I would like to make a series of files containing the trees in this PDF (http://mica.lif.univ-mrs.fr/d6.clean2-backup.pdf). The names of the files would be the corresponding tree numbers on the left (t0, t1, etc).
I have tried to use python to extract the relevant information and trees, but I'm having trouble. To be specific, when I tried extracting the trees as images (using https://nedbatchelder.com/blog/200712/extracting_jpgs_from_pdfs.html), none of the trees showed up (presumably because the trees aren't the right format). However, when I try extracting it all as text (as https://www.geeksforgeeks.org/working-with-pdf-files-in-python/), the trees lose all their formatting (and some of their information, I think). How could I go about getting the files I want from this PDF? Could it be done in Python? Is there another way that's easier?

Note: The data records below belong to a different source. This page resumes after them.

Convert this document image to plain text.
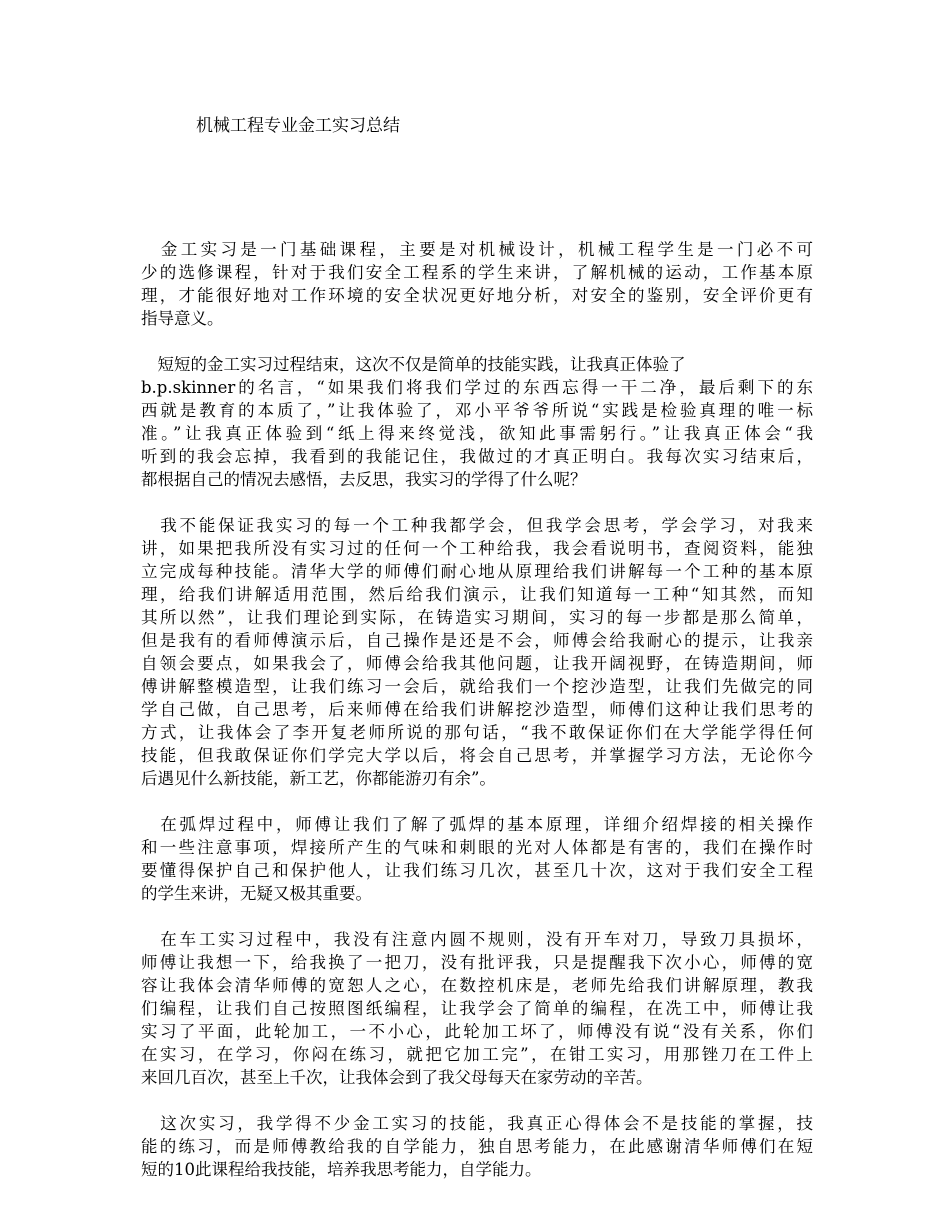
机械工程专业金工实习总结
　金工实习是一门基础课程，主要是对机械设计，机械工程学生是一门必不可
少的选修课程，针对于我们安全工程系的学生来讲，了解机械的运动，工作基本原
理，才能很好地对工作环境的安全状况更好地分析，对安全的鉴别，安全评价更有
指导意义。
　短短的金工实习过程结束，这次不仅是简单的技能实践，让我真正体验了
b.p.skinner的名言，“如果我们将我们学过的东西忘得一干二净，最后剩下的东
西就是教育的本质了，”让我体验了，邓小平爷爷所说“实践是检验真理的唯一标
准。”让我真正体验到“纸上得来终觉浅，欲知此事需躬行。”让我真正体会“我
听到的我会忘掉，我看到的我能记住，我做过的才真正明白。我每次实习结束后，
都根据自己的情况去感悟，去反思，我实习的学得了什么呢？
　我不能保证我实习的每一个工种我都学会，但我学会思考，学会学习，对我来
讲，如果把我所没有实习过的任何一个工种给我，我会看说明书，查阅资料，能独
立完成每种技能。清华大学的师傅们耐心地从原理给我们讲解每一个工种的基本原
理，给我们讲解适用范围，然后给我们演示，让我们知道每一工种“知其然，而知
其所以然”，让我们理论到实际，在铸造实习期间，实习的每一步都是那么简单，
但是我有的看师傅演示后，自己操作是还是不会，师傅会给我耐心的提示，让我亲
自领会要点，如果我会了，师傅会给我其他问题，让我开阔视野，在铸造期间，师
傅讲解整模造型，让我们练习一会后，就给我们一个挖沙造型，让我们先做完的同
学自己做，自己思考，后来师傅在给我们讲解挖沙造型，师傅们这种让我们思考的
方式，让我体会了李开复老师所说的那句话，“我不敢保证你们在大学能学得任何
技能，但我敢保证你们学完大学以后，将会自己思考，并掌握学习方法，无论你今
后遇见什么新技能，新工艺，你都能游刃有余”。
　在弧焊过程中，师傅让我们了解了弧焊的基本原理，详细介绍焊接的相关操作
和一些注意事项，焊接所产生的气味和刺眼的光对人体都是有害的，我们在操作时
要懂得保护自己和保护他人，让我们练习几次，甚至几十次，这对于我们安全工程
的学生来讲，无疑又极其重要。
　在车工实习过程中，我没有注意内圆不规则，没有开车对刀，导致刀具损坏，
师傅让我想一下，给我换了一把刀，没有批评我，只是提醒我下次小心，师傅的宽
容让我体会清华师傅的宽恕人之心，在数控机床是，老师先给我们讲解原理，教我
们编程，让我们自己按照图纸编程，让我学会了简单的编程，在冼工中，师傅让我
实习了平面，此轮加工，一不小心，此轮加工坏了，师傅没有说“没有关系，你们
在实习，在学习，你闷在练习，就把它加工完”，在钳工实习，用那锉刀在工件上
来回几百次，甚至上千次，让我体会到了我父母每天在家劳动的辛苦。
　这次实习，我学得不少金工实习的技能，我真正心得体会不是技能的掌握，技
能的练习，而是师傅教给我的自学能力，独自思考能力，在此感谢清华师傅们在短
短的10此课程给我技能，培养我思考能力，自学能力。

Alternatively, the website (http://mica.lif.univ-mrs.fr/) from which I obtained the PDF has the trees in another form (ex: t27 S##1#l# NP#0#2#l#s NP#0#2#r#s VP##3#l# V##4#l#h V##4#r#h NP#1#5#l#s NP#1#5#r#s VP##3#r# S##1#r#). Is there a good way to convert this form into a good visual in the form of trees?
Any help in either of these approaches (or others if people have ideas) would be much appreciated. Thanks!